Wow, okay, it might be a good match for your nephew. The book is the opposite situation, a white kid adopted by a Mexican-American family, but the bio father was a bad piece of business and the character in the book is having a lot of anxiety about whether he is predisposed to being violent. But overall, it is a very hopeful and affirming kind of a story.
I’m about a hundred pages into Your Hate Mail Will Be Graded by John Scalzi, a collection of his snarky blog columns from 1998-2008. It’s funny but not uproariously so, and I wish it had an index.
Sally Bedell Smith’s Grace and Power, about life in the Kennedy White House, is a pretty interesting mix of history, policy and gossip, but mostly the latter. Not a political-science tome by any means.

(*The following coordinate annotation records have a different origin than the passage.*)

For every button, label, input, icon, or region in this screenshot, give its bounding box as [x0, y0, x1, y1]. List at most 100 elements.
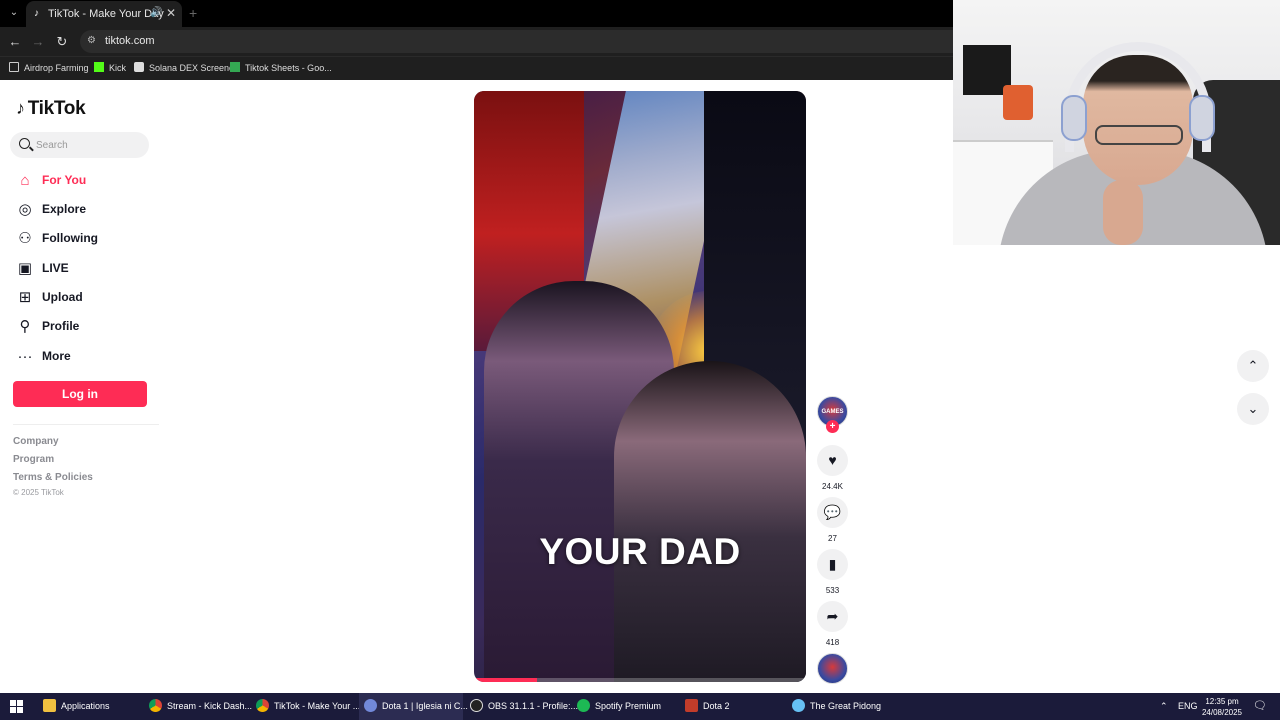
chevron-up-icon[interactable]: ⌃	[1160, 693, 1168, 720]
nav-upload[interactable]: ⊞ Upload	[14, 287, 154, 309]
search-input[interactable]	[36, 136, 144, 154]
speaker-icon[interactable]: 🔊	[150, 7, 162, 18]
bookmark-airdrop-farming[interactable]: Airdrop Farming	[9, 62, 89, 73]
more-icon: ···	[17, 348, 33, 365]
clock-time: 12:35 pm	[1205, 697, 1239, 706]
bookmark-label: Airdrop Farming	[24, 63, 89, 73]
like-button[interactable]: ♥	[817, 445, 848, 476]
chrome-icon	[149, 699, 162, 712]
video-progress-bar[interactable]	[474, 678, 806, 682]
dota2-icon	[685, 699, 698, 712]
taskbar-label: Applications	[61, 701, 110, 711]
save-button[interactable]: ▮	[817, 549, 848, 580]
taskbar-label: The Great Pidong	[810, 701, 882, 711]
site-settings-icon[interactable]: ⚙	[87, 35, 96, 46]
taskbar-item-steam[interactable]: The Great Pidong	[788, 693, 892, 720]
taskbar-item-chrome-tiktok[interactable]: TikTok - Make Your ...	[252, 693, 360, 720]
taskbar-item-applications[interactable]: Applications	[38, 693, 142, 720]
folder-icon	[43, 699, 56, 712]
discord-icon	[364, 699, 377, 712]
notification-icon[interactable]: 🗨	[1253, 693, 1267, 720]
comment-icon: 💬	[823, 504, 842, 520]
video-player[interactable]: YOUR DAD	[474, 91, 806, 682]
taskbar-item-obs[interactable]: OBS 31.1.1 - Profile:...	[466, 693, 578, 720]
address-bar[interactable]: ⚙ tiktok.com	[80, 30, 953, 53]
back-arrow-icon[interactable]: ←	[7, 34, 23, 49]
video-caption: YOUR DAD	[539, 531, 741, 572]
plus-icon[interactable]: +	[189, 5, 197, 21]
windows-start-icon[interactable]	[10, 700, 23, 713]
close-icon[interactable]: ✕	[166, 6, 176, 20]
login-button[interactable]: Log in	[13, 381, 147, 407]
forward-arrow-icon[interactable]: →	[30, 34, 46, 49]
browser-tab-bar: ⌄ ♪ TikTok - Make Your Day 🔊 ✕ +	[0, 0, 953, 27]
reload-icon[interactable]: ↻	[54, 34, 70, 50]
taskbar-item-spotify[interactable]: Spotify Premium	[573, 693, 677, 720]
compass-icon: ◎	[18, 201, 32, 218]
browser-tab-tiktok[interactable]: ♪ TikTok - Make Your Day 🔊 ✕	[26, 1, 182, 27]
taskbar-item-discord[interactable]: Dota 1 | Iglesia ni C...	[359, 693, 468, 720]
video-progress-fill	[474, 678, 538, 682]
webcam-scene	[1003, 85, 1033, 120]
clock-date: 24/08/2025	[1201, 708, 1243, 717]
nav-label: More	[42, 349, 71, 363]
home-icon: ⌂	[20, 172, 30, 189]
comment-count: 27	[828, 534, 837, 543]
webcam-overlay	[953, 0, 1280, 245]
bookmark-tiktok-sheets[interactable]: Tiktok Sheets - Goo...	[230, 62, 332, 73]
footer-link-terms[interactable]: Terms & Policies	[13, 472, 93, 483]
upload-icon: ⊞	[18, 289, 32, 306]
steam-icon	[792, 699, 805, 712]
kick-icon	[94, 62, 104, 72]
heart-icon: ♥	[828, 452, 837, 468]
like-count: 24.4K	[822, 482, 843, 491]
nav-live[interactable]: ▣ LIVE	[14, 258, 154, 280]
webcam-scene	[1103, 180, 1143, 245]
share-button[interactable]: ➦	[817, 601, 848, 632]
video-scene	[614, 361, 806, 682]
url-text: tiktok.com	[105, 35, 155, 47]
nav-for-you[interactable]: ⌂ For You	[14, 170, 154, 192]
search-box[interactable]	[10, 132, 149, 158]
following-icon: ⚇	[18, 230, 32, 247]
tab-search-chevron-icon[interactable]: ⌄	[6, 5, 22, 21]
logo-text: TikTok	[27, 98, 86, 119]
chevron-down-icon[interactable]: ⌄	[1237, 393, 1269, 425]
taskbar-label: Stream - Kick Dash...	[167, 701, 253, 711]
nav-more[interactable]: ··· More	[14, 346, 154, 368]
nav-profile[interactable]: ⚲ Profile	[14, 316, 154, 338]
taskbar-label: TikTok - Make Your ...	[274, 701, 361, 711]
windows-taskbar: Applications Stream - Kick Dash... TikTo…	[0, 693, 1280, 720]
nav-label: Explore	[42, 202, 87, 216]
bookmarks-bar: Airdrop Farming Kick Solana DEX Screener…	[0, 56, 953, 80]
nav-following[interactable]: ⚇ Following	[14, 228, 154, 250]
search-icon	[19, 138, 30, 149]
bookmark-label: Solana DEX Screener	[149, 63, 238, 73]
system-clock[interactable]: 12:35 pm 24/08/2025	[1196, 696, 1248, 718]
nav-label: Following	[42, 231, 98, 245]
profile-icon: ⚲	[19, 318, 31, 335]
folder-icon	[9, 62, 19, 72]
chevron-up-icon[interactable]: ⌃	[1237, 350, 1269, 382]
taskbar-item-chrome-kick[interactable]: Stream - Kick Dash...	[145, 693, 253, 720]
nav-explore[interactable]: ◎ Explore	[14, 199, 154, 221]
language-indicator[interactable]: ENG	[1178, 693, 1198, 720]
webcam-scene	[1189, 95, 1215, 141]
taskbar-item-dota2[interactable]: Dota 2	[681, 693, 785, 720]
tiktok-logo[interactable]: ♪ TikTok	[16, 98, 86, 120]
nav-label: Profile	[42, 319, 80, 333]
bookmark-solana-dex-screener[interactable]: Solana DEX Screener	[134, 62, 237, 73]
follow-plus-icon[interactable]: +	[826, 420, 839, 433]
tiktok-note-icon: ♪	[34, 8, 39, 19]
music-disc-avatar[interactable]	[817, 653, 848, 684]
obs-icon	[470, 699, 483, 712]
footer-link-program[interactable]: Program	[13, 454, 54, 465]
bookmark-kick[interactable]: Kick	[94, 62, 126, 73]
comment-button[interactable]: 💬	[817, 497, 848, 528]
footer-link-company[interactable]: Company	[13, 436, 59, 447]
nav-label: For You	[42, 173, 87, 187]
nav-label: Upload	[42, 290, 83, 304]
taskbar-label: OBS 31.1.1 - Profile:...	[488, 701, 579, 711]
webcam-scene	[1095, 125, 1183, 145]
taskbar-label: Spotify Premium	[595, 701, 662, 711]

I’ve also begun an audiobook of Elmore Leonard’s 1956 Western Escape from Five Shadows, about a wrongfully-convicted man stuck in a brutal Arizona work camp and the young woman who falls in love with him. So far, so good.
Just finished The Evolution of Calpurnia Tate. Very good book. Another literary best friend for her would be Molly, from Castle Hangnail by Ursula Vernon. Molly’s also interested in botany.
I’ve started Rise of the Rocket Girls: The Women Who Propelled Us from Missiles to the Moon to Mars, by Nathalia Holt. It’s excellent. People who enjoyed Hidden Figures are likely to want to read this as well.